The chief executive of TSB Bank has apologised to customers after being hit by a £48.6m fine in the UK for operational risk management and resilience failures.
“We’d like to apologise again to TSB customers who were impacted by issues following the technology migration in 2018,” said Robin Bulloch, CEO of TSB.
“We worked hard to put things right for customers then and have since transformed our business.”
The penalty was issued by the Financial Conduct Authority (FCA) and the Prudential Regulation Authority (PRA), and relates to TSB’s handling of an IT system migration in 2018.
After agreeing to resolve the matter with the regulators, TSB qualified for a 30 percent discount on the overall penalty imposed by the FCA and the PRA.
Ultimately, TSB was fined £29.7m by the FCA and £18.9m by the PRA, although without the discount, the bank would have faced a combined penalty of £69.5m.
In April 2018, TSB updated its IT systems and migrated the data for its corporate and customer services to a new IT platform.
As the FCA said in a statement, although the data itself migrated successfully, the platform immediately experienced technical failures.
This resulted in significant disruption to the continuity of TSB’s banking services, including branch, telephone, online and mobile banking.
According to the FCA, all of TSB’s branches and a significant proportion of its 5.2m customers were affected by the disruptions.
For some customers, these issues continued until December 2018, forcing TSB to issue £32.7m in redress payments to those affected.
“TSB’s IT migration programme was an ambitious and complex IT change carrying a high level of operational risk,” said the FCA.
“Its success was critical to TSB’s ability to provide continuity of critical functions and safety and soundness.
“However, the regulators found that TSB failed to organise and control the IT migration programme adequately, and it failed to manage the operational risks arising from its IT outsourcing arrangements with its critical third-party supplier.”
Nisha Sanghani, a partner at Ashurst Risk Advisory, told VIXIO that the case shows that operational risk management is not merely a “business-as-usual” concern, and could in fact pose an even greater threat during periods of change.
"The eye-watering £49m fine issued to TSB and the £32.7m paid in customer redress are stark reminders of the consequences of badly executed change,” said Sanghani.
“In this case, as part of an upgrade in IT systems, whilst data was migrated successfully, the technical failures that followed on the system led to a significant disruption in banking services.
“These disruptions were unexpected, and had likely not been planned for during operational resilience testing over the new system.”
Sanghani added that, when implementing any operational changes, the risk of service disruption to customers is both “substantial and unpredictable”.

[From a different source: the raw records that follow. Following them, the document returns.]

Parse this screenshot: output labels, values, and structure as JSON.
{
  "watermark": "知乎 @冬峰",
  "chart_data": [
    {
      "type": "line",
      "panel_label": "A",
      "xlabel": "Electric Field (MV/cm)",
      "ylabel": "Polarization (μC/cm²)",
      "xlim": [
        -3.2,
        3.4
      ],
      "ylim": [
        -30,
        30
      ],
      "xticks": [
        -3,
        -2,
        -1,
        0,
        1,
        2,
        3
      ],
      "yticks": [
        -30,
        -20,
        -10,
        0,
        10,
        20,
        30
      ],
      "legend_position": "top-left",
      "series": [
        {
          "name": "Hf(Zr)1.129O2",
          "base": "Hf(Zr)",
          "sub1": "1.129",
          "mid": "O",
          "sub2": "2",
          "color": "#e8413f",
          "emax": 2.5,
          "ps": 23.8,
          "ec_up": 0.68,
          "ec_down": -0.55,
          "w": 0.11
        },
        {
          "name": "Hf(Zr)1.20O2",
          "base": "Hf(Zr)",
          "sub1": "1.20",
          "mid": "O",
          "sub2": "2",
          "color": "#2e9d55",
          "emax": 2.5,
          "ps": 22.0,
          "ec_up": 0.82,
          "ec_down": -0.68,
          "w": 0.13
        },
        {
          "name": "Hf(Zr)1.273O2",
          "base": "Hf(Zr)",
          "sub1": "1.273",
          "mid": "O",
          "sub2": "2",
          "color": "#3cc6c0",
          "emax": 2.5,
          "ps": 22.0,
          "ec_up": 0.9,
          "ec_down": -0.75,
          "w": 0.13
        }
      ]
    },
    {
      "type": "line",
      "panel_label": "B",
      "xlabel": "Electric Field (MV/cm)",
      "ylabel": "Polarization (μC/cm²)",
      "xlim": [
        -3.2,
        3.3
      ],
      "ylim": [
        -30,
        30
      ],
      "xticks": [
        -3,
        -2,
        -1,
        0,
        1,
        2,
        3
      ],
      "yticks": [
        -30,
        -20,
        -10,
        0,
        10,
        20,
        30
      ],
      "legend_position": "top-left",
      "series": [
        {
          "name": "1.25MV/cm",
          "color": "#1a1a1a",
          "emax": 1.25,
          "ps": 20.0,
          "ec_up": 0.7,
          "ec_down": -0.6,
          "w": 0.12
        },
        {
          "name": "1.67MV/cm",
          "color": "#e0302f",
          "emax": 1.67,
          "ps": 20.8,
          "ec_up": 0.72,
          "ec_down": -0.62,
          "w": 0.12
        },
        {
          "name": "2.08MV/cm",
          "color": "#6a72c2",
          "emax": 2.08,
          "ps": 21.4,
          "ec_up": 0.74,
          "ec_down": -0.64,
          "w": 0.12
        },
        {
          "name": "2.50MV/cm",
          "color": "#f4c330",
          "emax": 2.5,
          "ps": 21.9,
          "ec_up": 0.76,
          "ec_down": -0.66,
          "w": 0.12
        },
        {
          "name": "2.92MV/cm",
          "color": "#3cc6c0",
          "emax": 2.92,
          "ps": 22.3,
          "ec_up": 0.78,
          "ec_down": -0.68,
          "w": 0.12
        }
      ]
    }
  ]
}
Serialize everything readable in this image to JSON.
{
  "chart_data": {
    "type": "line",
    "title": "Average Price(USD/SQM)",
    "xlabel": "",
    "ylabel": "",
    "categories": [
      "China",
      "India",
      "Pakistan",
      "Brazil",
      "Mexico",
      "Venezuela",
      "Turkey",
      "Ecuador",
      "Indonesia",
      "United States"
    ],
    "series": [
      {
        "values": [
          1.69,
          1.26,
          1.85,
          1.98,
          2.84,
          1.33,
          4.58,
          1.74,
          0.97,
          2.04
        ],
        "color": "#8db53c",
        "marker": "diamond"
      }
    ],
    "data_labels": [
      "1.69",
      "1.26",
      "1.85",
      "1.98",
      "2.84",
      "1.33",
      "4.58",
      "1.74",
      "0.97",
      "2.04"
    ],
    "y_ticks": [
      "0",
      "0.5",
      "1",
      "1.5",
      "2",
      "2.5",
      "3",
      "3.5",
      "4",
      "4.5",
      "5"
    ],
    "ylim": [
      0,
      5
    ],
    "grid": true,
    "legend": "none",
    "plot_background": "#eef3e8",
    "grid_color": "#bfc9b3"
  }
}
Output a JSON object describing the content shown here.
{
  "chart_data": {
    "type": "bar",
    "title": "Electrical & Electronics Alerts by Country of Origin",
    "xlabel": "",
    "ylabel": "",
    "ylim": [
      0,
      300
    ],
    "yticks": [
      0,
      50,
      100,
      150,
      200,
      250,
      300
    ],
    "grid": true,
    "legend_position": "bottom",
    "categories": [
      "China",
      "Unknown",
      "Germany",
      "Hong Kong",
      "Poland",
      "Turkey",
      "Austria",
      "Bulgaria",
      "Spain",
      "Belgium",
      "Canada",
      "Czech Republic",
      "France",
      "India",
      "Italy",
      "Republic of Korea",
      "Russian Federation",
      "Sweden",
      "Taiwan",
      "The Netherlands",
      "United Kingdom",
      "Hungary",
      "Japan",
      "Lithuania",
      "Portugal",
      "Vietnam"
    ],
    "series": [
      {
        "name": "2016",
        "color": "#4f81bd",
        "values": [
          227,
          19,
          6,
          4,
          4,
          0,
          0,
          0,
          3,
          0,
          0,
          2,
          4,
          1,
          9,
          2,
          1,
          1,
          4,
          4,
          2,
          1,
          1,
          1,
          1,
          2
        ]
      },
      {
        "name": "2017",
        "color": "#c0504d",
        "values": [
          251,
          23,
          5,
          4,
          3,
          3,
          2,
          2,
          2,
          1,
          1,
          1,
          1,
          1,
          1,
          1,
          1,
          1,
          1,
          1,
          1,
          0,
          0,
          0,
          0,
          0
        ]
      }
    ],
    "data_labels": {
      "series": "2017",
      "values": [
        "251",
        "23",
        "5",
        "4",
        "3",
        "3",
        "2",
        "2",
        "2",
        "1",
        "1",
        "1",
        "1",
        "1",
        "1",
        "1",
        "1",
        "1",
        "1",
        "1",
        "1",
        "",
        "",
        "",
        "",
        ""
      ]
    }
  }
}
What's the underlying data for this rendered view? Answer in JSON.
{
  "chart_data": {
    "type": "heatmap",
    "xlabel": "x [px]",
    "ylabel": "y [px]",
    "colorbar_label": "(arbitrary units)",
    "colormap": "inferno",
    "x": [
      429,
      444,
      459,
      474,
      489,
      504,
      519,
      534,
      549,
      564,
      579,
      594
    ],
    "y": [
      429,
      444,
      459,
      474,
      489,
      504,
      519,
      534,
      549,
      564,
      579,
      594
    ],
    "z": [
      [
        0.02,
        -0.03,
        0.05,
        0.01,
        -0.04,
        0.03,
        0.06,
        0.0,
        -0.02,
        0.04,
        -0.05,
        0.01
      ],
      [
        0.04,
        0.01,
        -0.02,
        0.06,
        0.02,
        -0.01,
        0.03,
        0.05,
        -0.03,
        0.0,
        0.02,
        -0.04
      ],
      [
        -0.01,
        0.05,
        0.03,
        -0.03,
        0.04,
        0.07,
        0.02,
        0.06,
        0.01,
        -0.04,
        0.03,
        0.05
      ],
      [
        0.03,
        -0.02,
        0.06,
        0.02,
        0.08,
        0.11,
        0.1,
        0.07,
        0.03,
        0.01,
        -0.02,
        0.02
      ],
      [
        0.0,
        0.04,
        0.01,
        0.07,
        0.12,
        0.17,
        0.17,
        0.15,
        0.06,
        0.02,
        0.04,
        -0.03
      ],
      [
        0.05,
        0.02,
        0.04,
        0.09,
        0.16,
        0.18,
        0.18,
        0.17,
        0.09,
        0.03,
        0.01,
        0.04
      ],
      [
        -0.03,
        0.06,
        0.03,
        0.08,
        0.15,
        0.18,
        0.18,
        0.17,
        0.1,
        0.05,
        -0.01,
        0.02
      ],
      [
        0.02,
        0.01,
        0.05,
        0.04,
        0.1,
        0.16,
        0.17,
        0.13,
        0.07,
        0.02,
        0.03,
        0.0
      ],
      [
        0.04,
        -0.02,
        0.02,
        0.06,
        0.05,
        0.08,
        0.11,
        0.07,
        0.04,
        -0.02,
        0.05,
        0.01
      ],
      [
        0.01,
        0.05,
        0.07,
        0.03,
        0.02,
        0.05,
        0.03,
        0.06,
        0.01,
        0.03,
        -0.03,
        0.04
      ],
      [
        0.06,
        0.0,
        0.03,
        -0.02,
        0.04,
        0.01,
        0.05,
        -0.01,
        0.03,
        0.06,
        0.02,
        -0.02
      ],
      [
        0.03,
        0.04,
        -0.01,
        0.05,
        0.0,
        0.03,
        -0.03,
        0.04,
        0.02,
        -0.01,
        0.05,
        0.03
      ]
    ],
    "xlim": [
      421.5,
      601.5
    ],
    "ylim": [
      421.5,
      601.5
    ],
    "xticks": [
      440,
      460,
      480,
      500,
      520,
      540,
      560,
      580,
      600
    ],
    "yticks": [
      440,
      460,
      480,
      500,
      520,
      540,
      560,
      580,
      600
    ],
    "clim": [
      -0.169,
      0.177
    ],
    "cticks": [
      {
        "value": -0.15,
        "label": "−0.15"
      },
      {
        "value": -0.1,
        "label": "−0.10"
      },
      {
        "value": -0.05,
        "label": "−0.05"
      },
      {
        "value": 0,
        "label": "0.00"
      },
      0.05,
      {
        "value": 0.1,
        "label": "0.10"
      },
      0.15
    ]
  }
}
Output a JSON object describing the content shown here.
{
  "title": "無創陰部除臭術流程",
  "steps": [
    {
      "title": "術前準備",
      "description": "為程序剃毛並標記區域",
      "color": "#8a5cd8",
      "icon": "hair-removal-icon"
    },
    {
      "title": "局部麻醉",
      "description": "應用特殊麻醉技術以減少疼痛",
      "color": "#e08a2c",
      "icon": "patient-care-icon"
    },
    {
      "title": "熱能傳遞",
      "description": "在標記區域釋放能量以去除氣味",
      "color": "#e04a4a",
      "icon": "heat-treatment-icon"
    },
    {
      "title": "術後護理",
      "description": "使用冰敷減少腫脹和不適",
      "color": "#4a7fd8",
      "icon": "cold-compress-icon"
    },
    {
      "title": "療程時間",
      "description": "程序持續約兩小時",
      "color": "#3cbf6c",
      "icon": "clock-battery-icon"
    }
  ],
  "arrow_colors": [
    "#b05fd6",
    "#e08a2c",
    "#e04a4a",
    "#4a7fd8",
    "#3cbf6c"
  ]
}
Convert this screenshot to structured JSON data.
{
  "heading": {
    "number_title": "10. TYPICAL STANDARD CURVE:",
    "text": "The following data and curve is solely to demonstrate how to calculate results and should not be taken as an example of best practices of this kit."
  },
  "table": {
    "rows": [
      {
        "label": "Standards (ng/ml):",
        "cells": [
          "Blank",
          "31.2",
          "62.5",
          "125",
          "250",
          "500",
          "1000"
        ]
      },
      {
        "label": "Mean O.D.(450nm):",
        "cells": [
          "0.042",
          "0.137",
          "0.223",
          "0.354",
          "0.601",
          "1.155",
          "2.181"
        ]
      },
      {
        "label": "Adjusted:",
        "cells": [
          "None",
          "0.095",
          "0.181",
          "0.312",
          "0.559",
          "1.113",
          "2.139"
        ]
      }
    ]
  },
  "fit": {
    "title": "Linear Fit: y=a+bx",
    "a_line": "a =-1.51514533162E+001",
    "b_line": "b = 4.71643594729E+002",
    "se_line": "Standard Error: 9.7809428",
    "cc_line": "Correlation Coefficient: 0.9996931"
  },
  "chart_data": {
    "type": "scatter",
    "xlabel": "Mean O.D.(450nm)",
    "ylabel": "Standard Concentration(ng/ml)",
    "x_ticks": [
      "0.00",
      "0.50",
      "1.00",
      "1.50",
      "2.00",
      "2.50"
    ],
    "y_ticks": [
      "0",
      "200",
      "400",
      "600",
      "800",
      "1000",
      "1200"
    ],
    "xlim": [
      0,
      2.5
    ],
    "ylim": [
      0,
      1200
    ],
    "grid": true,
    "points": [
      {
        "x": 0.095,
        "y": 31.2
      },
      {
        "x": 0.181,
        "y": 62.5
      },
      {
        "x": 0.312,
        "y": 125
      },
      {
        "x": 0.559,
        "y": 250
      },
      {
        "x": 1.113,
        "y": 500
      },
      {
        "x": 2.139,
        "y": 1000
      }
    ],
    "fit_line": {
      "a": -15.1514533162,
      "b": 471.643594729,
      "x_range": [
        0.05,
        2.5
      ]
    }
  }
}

Both the FCA and the PRA said that operational resilience is a priority for them, especially when it involves the management of outsourcing risks.
For TSB and other firms going forward, the PRA emphasised the importance of its Supervisory Statement on Operational Resilience, published in March this year.
This latest rulebook updates the provisions of the PRA’s Statement of Policy on Operational Resilience that was published in March 2021.
“Operational resilience is the ability to prevent, adapt and respond to, and recover and learn from operational incidents, including but not necessarily limited to those relating to cyber and technology,” said the PRA.
“Managing operational resilience adequately is a way firms can reduce the number and impact of IT or operational incidents.
“The way in which a firm manages operational resilience is an integral part of the PRA’s assessment of a firm’s safety and soundness.”